Pezo von Ellrichshausen . INFINITE MOTIVE   (1)

Pezo von Ellrichshausen with students from Liberec Faculty . + Finite Format exhibition

INFINITE MOTIVE (2015), as part of Finite Format exhibition running from 22 Oct. to 19 nov. 2015, is a series of drawings on paper and one scale-sized model (created in cooperation with students from Faculty of Art and Architecture at the Technical University of Liberec as part of a workshop held in České Budějovice prior to the exhibition’s opening). This project is an open exploration of the capacity of architectural designs, which are ground down by repeating one figure with a broad range of dimensions. In its relatively random nature outside of contexts, programs or structures, the internal consistency of the resulting complicated system becomes an exploration of the concept of the self-regulating plan itself.

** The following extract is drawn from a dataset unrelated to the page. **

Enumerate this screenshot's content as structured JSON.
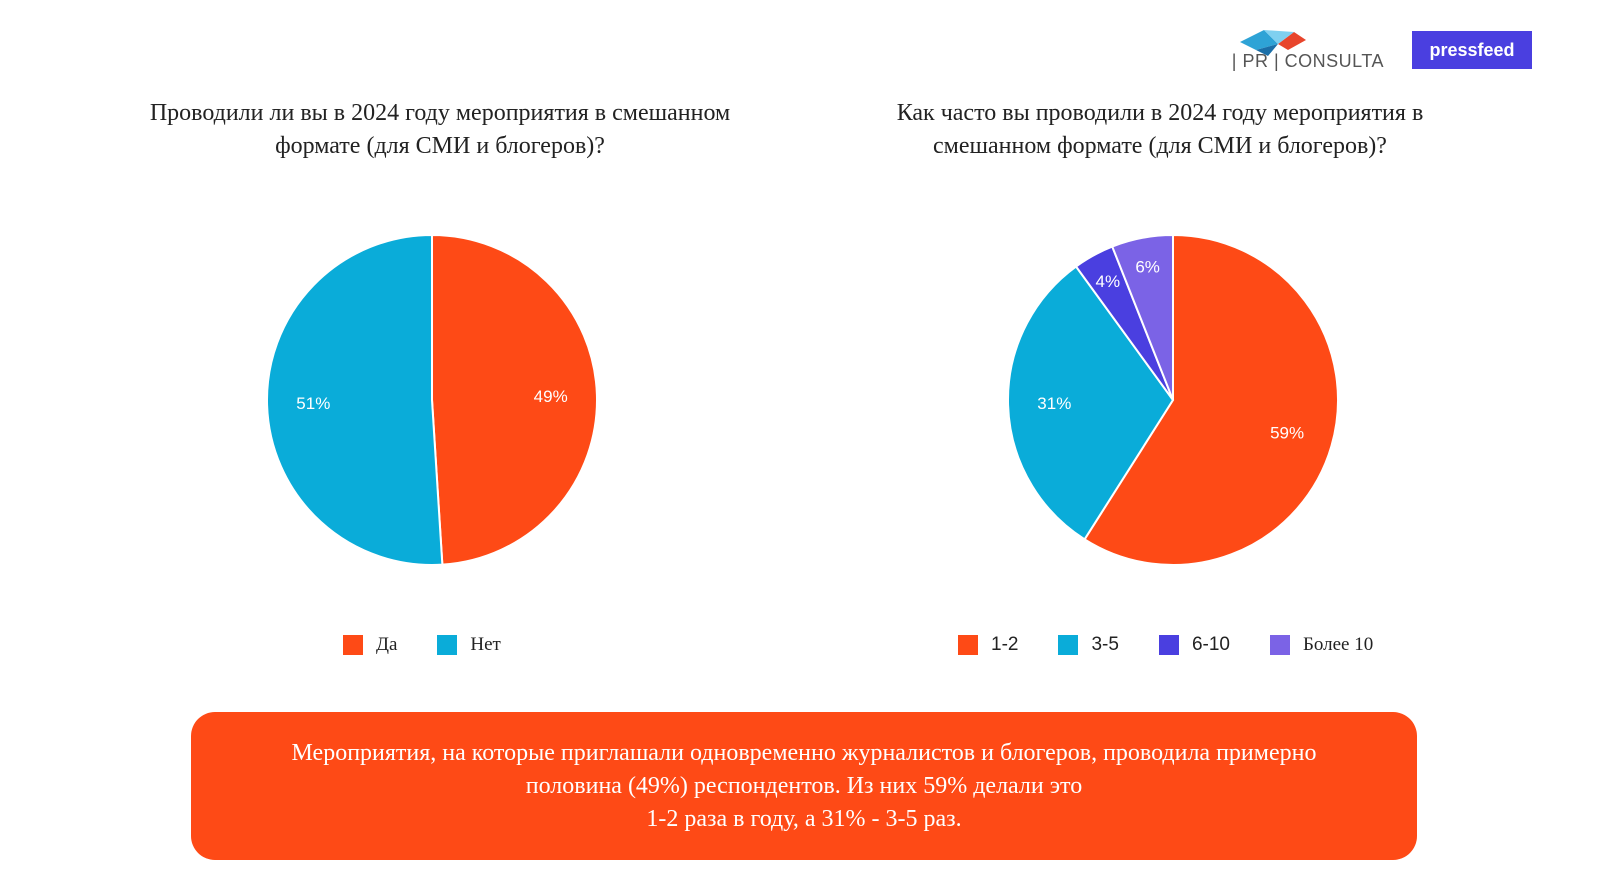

We believe the beauty of vernacular architecture (the non-pedigree and forgotten main built population of the world) resides in its unapologetic sense of naiveté, in its fragile sense of ingenuity, of being “unaware of itself”, intuitive, primitive, innate, almost a sheer product of natural commandments, an instinct. But architecture is far from that original innocence. It is in fact an explicit opposition to nature. Architecture is a product of reason; it is an artefact, a more or less intentional device. While nature is somehow given, architecture is constructed by motives, purposes, by artificial orders. Architecture is governed by internal and external motives, by “dominant ideas”. Both the motif and the motive can be understood as the same thing: a relevant feature, a distinctive treatment, a pattern, an element, or any characteristic figure of a certain totality. There is a clear lesson in Ferrari´s schizophrenic but eloquent depiction of a rather generic neighbourhood. It is a continuous field of walls, furniture, trees, carpets and people. There is no clear distinction between interior and exterior, private and public, intimate and communal, architecture and nature. There seems to be a paradoxical coincidence between the social model and the representational technique employed to depict that model. In this work, informality is both ideological and methodological. Almost as a literal translation, the exercise will explore the blurry boundary between a motive as an intention and the motif as a repetitive figure through the construction of a single (large size) scale mode.